D’autres chantiers sont aussi menés ici par les adhérents comme les restaurations du Tina Bolero, d’un Vaurien, d’un Mistral, d’un Taillevent (encore deux plans Sergent), d’un canot de Groix, d’un goémonier… Un espace est également dédié aux Bélouga et Esturgeon lorientais en hivernage ou en travaux. Enfin, l’association Kariba mène ici un chantier plus surprenant : la restauration d’un ancien bus à impériale de Brighton qui servira à des expositions et projections…

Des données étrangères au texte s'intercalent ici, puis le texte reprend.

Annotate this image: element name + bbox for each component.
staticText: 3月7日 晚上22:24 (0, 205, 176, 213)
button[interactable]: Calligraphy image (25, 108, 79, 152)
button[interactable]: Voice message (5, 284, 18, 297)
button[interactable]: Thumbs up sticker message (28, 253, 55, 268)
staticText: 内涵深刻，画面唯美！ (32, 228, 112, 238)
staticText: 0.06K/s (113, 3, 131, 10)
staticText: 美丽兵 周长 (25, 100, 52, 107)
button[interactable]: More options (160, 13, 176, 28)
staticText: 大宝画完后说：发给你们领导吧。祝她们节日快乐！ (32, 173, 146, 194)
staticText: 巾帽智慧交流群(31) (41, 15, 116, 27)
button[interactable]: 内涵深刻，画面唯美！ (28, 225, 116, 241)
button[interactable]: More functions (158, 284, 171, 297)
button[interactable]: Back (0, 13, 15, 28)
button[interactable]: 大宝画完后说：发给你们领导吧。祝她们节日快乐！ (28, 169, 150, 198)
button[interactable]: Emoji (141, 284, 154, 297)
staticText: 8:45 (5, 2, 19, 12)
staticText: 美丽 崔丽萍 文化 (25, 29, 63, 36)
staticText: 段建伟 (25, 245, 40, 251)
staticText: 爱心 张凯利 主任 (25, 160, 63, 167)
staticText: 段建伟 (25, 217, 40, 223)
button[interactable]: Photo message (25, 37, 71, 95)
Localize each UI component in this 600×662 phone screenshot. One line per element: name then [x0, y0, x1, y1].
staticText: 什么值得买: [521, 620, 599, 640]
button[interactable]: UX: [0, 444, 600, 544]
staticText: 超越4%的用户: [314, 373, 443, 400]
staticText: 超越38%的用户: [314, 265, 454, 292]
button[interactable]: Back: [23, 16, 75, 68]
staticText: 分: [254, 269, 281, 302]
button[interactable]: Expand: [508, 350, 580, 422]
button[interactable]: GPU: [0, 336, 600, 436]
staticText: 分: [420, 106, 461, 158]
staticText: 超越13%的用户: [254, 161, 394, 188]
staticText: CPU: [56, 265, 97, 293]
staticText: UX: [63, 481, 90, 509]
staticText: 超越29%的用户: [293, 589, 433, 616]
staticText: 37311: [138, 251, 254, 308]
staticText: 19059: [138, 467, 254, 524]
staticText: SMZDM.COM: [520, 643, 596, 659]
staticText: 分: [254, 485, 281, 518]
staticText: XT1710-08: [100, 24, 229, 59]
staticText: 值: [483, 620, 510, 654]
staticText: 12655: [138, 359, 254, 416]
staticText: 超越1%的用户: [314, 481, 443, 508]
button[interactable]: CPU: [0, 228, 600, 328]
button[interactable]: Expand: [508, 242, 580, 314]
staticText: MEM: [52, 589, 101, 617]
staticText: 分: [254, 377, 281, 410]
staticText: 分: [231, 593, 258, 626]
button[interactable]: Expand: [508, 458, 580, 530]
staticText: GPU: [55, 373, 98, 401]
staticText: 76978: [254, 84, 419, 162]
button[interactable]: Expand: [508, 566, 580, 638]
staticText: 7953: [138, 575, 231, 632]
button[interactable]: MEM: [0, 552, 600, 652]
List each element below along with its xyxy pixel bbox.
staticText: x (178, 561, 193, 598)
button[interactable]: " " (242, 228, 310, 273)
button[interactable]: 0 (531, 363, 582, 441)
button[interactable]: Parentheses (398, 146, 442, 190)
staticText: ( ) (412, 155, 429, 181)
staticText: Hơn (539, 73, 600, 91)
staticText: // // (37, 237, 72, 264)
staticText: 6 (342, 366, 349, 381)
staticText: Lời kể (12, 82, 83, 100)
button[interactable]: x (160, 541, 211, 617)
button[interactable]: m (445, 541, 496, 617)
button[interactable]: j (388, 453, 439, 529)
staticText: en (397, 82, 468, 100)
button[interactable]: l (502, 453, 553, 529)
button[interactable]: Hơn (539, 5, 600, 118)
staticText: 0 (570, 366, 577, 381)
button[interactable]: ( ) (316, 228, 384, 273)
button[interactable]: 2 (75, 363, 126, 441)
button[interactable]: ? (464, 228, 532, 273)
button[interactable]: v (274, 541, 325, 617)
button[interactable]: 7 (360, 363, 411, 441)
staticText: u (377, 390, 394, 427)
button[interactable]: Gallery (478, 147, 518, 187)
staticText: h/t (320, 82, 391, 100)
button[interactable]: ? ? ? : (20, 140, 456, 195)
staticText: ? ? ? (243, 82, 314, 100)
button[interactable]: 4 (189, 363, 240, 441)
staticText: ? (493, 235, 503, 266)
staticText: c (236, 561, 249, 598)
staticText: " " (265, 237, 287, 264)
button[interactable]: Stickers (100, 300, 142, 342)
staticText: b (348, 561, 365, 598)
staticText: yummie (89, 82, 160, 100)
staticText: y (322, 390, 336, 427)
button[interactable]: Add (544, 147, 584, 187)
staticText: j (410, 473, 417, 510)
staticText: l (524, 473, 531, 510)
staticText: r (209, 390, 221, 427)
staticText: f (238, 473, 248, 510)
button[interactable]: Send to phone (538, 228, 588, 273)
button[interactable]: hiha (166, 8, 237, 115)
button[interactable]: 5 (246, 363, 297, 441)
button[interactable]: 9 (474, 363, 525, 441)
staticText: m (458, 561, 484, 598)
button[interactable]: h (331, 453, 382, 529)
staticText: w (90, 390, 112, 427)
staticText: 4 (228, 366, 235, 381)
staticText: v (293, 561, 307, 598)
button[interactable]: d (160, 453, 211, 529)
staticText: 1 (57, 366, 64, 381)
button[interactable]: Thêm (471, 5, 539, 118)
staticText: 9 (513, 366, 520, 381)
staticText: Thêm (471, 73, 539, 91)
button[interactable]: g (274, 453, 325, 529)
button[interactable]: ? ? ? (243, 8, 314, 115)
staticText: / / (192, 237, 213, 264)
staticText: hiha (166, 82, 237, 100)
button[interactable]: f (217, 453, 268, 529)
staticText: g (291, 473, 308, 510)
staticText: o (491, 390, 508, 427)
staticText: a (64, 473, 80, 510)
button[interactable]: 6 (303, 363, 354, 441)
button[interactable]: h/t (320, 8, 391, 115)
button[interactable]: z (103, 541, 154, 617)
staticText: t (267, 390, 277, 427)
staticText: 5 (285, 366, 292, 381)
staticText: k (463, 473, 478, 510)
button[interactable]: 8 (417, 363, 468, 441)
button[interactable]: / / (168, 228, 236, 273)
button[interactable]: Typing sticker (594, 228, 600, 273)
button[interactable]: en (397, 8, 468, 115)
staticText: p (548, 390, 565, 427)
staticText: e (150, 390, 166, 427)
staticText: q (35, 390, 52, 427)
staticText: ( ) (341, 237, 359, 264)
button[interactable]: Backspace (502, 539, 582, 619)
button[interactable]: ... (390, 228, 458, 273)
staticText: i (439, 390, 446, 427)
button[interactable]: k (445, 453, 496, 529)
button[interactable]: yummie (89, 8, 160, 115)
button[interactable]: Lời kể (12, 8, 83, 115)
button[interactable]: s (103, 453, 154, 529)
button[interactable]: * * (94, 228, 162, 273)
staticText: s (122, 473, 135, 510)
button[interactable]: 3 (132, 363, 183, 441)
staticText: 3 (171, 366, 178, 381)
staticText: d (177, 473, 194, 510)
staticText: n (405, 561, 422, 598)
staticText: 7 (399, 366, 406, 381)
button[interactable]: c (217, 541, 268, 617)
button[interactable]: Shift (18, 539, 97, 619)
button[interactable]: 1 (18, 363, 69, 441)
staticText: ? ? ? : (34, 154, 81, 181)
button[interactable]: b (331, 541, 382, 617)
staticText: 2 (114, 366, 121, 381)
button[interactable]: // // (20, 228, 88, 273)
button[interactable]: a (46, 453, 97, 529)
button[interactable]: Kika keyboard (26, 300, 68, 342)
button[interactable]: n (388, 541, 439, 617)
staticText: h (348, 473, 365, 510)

Dès les beaux jours, Les Marguerites vont bien entendu sur l’eau, en régate ou en croisière, souvent en lien avec des projets culturels. « En 2018, explique Nicolas, nous avons engagé Marguerite dans un tour de Bretagne à la rencontre de personnes engagées dans des projets écologiques et solidaires, ce qui a donné lieu à un film. Un an plus tard, nous sommes partis vers Biarritz pour documenter la protection de l’eau. » Le film « 2020 » est consacré à Pilen. « Jean d’Artigues, son ancien propriétaire, est décédé récemment de la maladie de Charcot. En accord avec sa famille, nous poursuivons aujourd’hui un travail d’information autour de cette pathologie. » Les 11 et 12 juin prochains aura d’ailleurs lieu la seconde édition de « Pilen et les Pen-Duick, ensemble pour vaincre la maladie de Charcot », deux jours de régates et rencontres, tandis qu’à bord du bus Jan-Jakku, on pourra découvrir le documentaire sur Pilen ainsi qu’une exposition de photos. Les Marguerites ? Un chantier, une flottille ; du partage et une grande générosité.